ON MENTAL ILLNESS: Oasis of Sanity

By Jack Bragen
Thursday May 23, 2013 - 07:40:00 AM

I am sitting at home after an uneventful outing of doing errands; I have a deep peacefulness as I look at the overcast light filter in through the blinds in my living room, and as I sit in my chair facing my computer. Things seem bright and cheerful, safe and sane, peaceful and comfortable. It has not always been this way. It has been literally decades that I haven't felt safe like this. And yet, the externals in my life are not so different. Sure, at times there have been crises that needed to be dealt with, but there were also uneventful times in which I should have felt at peace, and didn't. 

Schizophrenia is apparently a disease that robs a person of their consciousness. This can take the form of not being connected to one's environment, to one's emotions, and to one's body. I have long desired the day when I would again feel affect coming from my environment, which would tell me that I am connected. 

Feeling present is something most people probably couldn't conceive of not feeling. It is more valuable than money. So is freedom from living in fear. It doesn't matter if one's fears are realistic or if they are from imagined threats, fear is fear. When fear goes away, it is like leaving behind a high school full of bullying students or leaving a horrible job situation. 

When something is wrong with one's brain, it affects a person's experience of life. One's experience of surroundings, one's emotions, perceptions, sensations, and the whole of one's existence are defined by processes in the brain. If your brain isn't working, nothing is. That's one reason why schizophrenia, along with Alzheimer's and other physical diseases of the brain, is so very devastating. 
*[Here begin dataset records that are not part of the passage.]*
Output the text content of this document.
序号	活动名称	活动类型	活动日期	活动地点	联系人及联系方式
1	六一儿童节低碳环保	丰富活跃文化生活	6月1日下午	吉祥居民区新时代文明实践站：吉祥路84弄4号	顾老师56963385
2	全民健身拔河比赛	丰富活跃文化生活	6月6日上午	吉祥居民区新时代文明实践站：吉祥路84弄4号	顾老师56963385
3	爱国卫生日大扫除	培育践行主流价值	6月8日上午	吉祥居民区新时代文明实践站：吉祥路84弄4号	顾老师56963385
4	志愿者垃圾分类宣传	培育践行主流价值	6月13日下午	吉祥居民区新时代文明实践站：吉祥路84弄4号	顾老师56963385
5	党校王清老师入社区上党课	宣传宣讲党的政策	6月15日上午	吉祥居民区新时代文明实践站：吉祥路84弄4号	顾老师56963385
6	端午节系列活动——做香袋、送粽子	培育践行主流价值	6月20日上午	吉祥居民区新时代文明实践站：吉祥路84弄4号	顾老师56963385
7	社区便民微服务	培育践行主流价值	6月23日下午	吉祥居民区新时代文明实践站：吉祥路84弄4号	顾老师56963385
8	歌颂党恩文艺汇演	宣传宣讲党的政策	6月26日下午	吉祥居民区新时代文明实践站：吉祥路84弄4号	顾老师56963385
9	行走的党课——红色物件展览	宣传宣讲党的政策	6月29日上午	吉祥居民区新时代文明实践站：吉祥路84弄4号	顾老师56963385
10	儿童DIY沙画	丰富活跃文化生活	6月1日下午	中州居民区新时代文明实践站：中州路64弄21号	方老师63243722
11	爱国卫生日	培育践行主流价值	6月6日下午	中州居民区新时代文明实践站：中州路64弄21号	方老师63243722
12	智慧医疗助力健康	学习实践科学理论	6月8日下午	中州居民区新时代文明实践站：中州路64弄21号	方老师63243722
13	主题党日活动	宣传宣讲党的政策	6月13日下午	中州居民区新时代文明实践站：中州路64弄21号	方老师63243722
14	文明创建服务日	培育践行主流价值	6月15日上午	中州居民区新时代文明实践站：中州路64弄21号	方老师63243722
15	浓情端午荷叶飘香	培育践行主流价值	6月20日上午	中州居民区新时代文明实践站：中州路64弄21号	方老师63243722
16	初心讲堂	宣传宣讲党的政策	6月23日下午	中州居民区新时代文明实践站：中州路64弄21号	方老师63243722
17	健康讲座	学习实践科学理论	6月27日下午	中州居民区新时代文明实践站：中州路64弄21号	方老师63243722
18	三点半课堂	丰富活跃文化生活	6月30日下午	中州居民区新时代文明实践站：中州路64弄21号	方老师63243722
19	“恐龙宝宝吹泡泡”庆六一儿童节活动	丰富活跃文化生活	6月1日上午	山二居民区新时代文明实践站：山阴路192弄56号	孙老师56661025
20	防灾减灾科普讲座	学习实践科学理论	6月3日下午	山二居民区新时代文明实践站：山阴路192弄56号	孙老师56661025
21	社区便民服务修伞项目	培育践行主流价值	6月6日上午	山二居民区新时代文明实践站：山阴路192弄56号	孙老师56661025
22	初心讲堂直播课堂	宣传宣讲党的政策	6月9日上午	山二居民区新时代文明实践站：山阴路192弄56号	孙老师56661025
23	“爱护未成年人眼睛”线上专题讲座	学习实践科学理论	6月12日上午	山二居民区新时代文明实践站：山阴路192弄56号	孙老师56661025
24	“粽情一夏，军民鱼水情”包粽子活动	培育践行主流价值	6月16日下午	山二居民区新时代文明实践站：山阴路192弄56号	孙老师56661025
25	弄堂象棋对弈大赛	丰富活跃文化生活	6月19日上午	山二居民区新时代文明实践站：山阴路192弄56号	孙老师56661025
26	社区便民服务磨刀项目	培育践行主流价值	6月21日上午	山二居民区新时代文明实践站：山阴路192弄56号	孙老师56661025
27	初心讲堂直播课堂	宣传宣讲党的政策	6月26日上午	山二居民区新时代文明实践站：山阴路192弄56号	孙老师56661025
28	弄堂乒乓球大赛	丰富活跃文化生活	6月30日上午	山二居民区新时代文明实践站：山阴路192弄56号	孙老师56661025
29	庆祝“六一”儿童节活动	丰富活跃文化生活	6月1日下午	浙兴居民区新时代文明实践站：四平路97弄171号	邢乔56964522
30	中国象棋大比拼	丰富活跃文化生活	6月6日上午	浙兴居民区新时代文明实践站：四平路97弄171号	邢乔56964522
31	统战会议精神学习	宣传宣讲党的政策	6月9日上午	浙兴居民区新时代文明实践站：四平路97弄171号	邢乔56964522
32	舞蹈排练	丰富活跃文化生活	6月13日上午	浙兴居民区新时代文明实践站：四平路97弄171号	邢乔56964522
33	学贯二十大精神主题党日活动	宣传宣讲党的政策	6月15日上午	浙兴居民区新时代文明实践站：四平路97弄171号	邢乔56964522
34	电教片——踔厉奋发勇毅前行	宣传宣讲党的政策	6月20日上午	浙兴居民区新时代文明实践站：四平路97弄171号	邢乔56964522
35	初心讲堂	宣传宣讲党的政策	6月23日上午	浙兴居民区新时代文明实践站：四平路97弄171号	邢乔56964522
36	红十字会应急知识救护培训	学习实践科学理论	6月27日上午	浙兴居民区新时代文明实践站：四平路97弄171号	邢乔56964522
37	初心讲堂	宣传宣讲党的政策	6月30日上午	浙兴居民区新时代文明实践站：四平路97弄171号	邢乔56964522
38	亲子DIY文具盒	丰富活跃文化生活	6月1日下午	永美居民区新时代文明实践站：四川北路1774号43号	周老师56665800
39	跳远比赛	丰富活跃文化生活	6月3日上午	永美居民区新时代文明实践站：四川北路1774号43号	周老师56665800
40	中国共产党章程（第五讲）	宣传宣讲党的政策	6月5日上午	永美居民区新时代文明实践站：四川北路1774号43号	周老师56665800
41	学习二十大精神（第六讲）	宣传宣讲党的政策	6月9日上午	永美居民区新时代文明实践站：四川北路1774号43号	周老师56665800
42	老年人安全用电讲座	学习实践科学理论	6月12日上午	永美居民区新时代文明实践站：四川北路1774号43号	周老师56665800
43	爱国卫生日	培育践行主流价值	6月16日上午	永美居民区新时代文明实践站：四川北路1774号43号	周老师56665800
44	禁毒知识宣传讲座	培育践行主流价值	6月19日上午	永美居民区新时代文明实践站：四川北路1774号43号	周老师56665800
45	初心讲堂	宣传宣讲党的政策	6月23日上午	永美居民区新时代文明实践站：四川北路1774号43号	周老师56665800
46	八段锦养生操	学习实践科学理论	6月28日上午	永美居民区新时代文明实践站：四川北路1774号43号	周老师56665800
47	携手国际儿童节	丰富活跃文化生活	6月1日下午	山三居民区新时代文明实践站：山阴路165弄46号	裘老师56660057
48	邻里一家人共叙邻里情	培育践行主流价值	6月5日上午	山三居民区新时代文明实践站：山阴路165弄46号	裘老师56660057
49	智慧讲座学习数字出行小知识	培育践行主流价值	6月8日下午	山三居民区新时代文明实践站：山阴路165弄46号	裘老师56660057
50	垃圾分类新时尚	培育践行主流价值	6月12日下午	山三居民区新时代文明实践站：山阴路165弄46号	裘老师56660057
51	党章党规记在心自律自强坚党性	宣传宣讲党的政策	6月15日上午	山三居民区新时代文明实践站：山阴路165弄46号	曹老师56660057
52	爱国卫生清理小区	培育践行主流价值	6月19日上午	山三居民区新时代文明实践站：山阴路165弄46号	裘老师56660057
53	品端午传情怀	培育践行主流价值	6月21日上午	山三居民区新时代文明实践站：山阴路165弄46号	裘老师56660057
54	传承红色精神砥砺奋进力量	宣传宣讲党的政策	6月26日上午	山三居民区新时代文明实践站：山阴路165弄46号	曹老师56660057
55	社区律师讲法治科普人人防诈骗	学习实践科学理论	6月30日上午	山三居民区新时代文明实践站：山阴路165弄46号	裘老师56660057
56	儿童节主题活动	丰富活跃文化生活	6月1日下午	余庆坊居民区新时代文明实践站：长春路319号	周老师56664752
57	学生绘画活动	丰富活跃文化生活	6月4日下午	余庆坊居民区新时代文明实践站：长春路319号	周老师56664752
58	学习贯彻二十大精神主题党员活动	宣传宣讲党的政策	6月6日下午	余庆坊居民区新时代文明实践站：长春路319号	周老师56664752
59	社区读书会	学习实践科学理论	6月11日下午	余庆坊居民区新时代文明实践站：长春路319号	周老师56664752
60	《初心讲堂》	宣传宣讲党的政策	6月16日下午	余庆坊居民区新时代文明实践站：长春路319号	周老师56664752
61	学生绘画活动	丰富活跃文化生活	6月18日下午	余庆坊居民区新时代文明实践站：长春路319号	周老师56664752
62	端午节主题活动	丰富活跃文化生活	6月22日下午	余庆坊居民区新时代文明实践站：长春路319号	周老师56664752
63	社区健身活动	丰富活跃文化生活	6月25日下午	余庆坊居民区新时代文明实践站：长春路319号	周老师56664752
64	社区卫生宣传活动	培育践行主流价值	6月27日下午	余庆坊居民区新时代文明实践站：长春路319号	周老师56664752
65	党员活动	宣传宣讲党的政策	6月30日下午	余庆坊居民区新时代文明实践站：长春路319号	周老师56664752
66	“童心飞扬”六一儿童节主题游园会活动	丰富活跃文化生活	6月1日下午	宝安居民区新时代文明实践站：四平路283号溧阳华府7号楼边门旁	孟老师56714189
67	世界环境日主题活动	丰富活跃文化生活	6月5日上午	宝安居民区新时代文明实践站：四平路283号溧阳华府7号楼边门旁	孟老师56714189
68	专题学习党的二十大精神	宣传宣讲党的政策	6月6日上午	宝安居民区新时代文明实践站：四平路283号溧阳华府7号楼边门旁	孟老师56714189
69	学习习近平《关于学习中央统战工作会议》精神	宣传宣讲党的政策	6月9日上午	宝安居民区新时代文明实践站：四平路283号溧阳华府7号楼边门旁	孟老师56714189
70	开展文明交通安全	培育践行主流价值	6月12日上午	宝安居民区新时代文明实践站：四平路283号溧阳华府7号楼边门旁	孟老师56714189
With treatment, someone with schizophrenia might recover a lot of brain function. But they will never get to the point of total normal, a state which most non-afflicted people believe they can always count on. 

People's experience of living in the US is like an oasis of sanity, fairness and comfort. In fact, peace and justice seem to exist only in the smallest fragments of human times and places. What we consider normal is an exceptionally fortunate way of living, which is rarely duplicated if you look at the human past, at other countries, and likely at our future. Schizophrenia ushers in a level of hardship which is comparable to the normal level of suffering of the human species. 

People with schizophrenia are treated unfairly in society, are targets of abuse, and are betrayed by our own brains. This level of suffering over time can create numbness. Many people with schizophrenia never reach a good level of clarity or of happiness. 

Adapting to mental illness can include either accepting or ignoring being wronged. In some instances, we might be in a position to right the wrongs that are put against us, while in other instances, we don't have that option. We must sometimes accept the injustices perpetrated by the people around us, and with the unfair fate that has given us a brain condition. 

We must obtain the little bits of happiness wherever we can, and this can include a relationship, going to a movie, or something as simple as a cup of tea.